An increase over the 13 total wins UTC collected last year may arrive this season. It may not. The Mocs could be sub-.500 in the SoCon for a third consecutive season, even though they were picked to finish seventh out of 11 teams.

"'Chaos,' that's what Coach has been teaching us," lone senior Zaccheus Mason said. "We put a lot of work in over the past months."

Some of the Mocs' work has been on the court. Some has been in a three-day training session with a former Navy SEAL. Some has been by going door-to-door to the UTC dorms.

The results of their organizing paid off Friday. An estimated 1,500 students were part of the largest season-opening crowd since 1995.

The summer circuit of chicken dinners for Wade paid off as well.

Season-ticket sales have increased 20.8 percent to a total of 1,016 paid season tickets for this year. The number dropped from 1,000 in the fall of 2010 to 926 the next year, according to UTC, and down 841 last year.

"Any time you're new, and putting in a whole new system, it may take time, more than what you think it should," athletic director David Blackburn said. "It's still going to take a little time in a transitional year to get it where he wants it, and where the public wants it."

So what are reasonable expectations for the 2013-14 Mocs?

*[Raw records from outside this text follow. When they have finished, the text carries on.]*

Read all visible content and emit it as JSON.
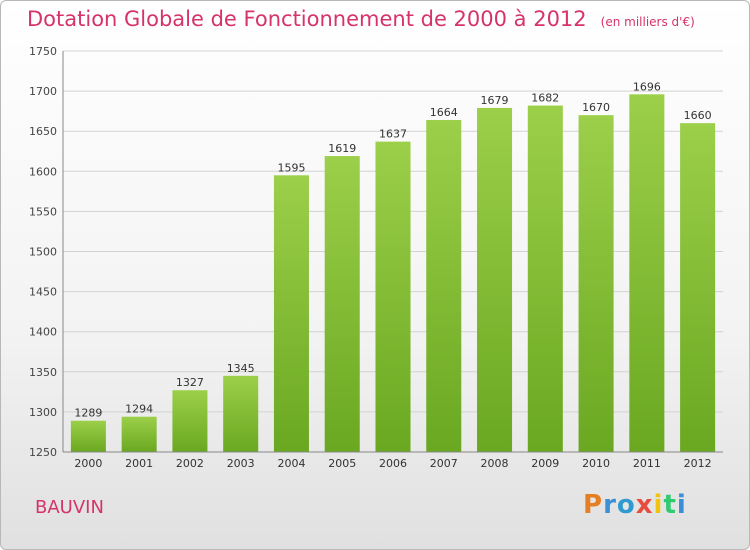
{
  "header": {
    "title": "Dotation Globale de Fonctionnement de 2000 à 2012",
    "unit": "(en milliers d'€)"
  },
  "footer": {
    "place": "BAUVIN"
  },
  "logo": {
    "letters": [
      "P",
      "r",
      "o",
      "x",
      "i",
      "t",
      "i"
    ],
    "colors": [
      "#e67e22",
      "#3a8fd6",
      "#2e9ad0",
      "#e74c3c",
      "#f1c40f",
      "#2ecc71",
      "#3a8fd6"
    ]
  },
  "chart_data": {
    "type": "bar",
    "title": "Dotation Globale de Fonctionnement de 2000 à 2012",
    "subtitle": "(en milliers d'€)",
    "xlabel": "",
    "ylabel": "",
    "categories": [
      "2000",
      "2001",
      "2002",
      "2003",
      "2004",
      "2005",
      "2006",
      "2007",
      "2008",
      "2009",
      "2010",
      "2011",
      "2012"
    ],
    "values": [
      1289,
      1294,
      1327,
      1345,
      1595,
      1619,
      1637,
      1664,
      1679,
      1682,
      1670,
      1696,
      1660
    ],
    "ylim": [
      1250,
      1750
    ],
    "yticks": [
      1250,
      1300,
      1350,
      1400,
      1450,
      1500,
      1550,
      1600,
      1650,
      1700,
      1750
    ],
    "grid": true,
    "bar_color_top": "#9ccf4a",
    "bar_color_bottom": "#6aa821"
  }
}
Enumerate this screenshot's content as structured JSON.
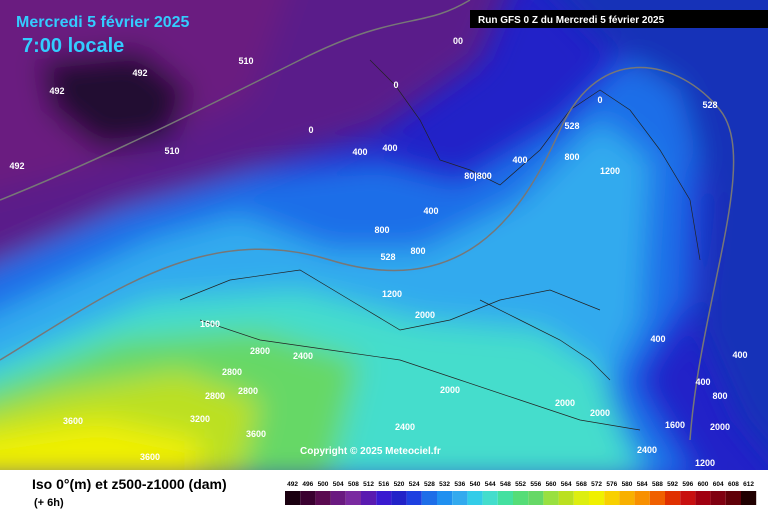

"I don't want to put a number on it in year one," Blackburn said. "I don't think it's fair. More important is that I want to see progress. I don't want to see the entire entree on the plate. I want to know how they organize the kitchen. Are they buying good groceries?"

Wade's answer was very similar. The number doesn't matter -- especially when three non-Division I teams are on the schedule -- as much as the process.

"We have a thin margin for error," Wade said. "We have to have things go right for us injury-wise this year, because we don't have a lot of depth.

"We have a thin margin for error. We have to live within that margin and do everything we can to increase that margin and give ourselves a chance to win."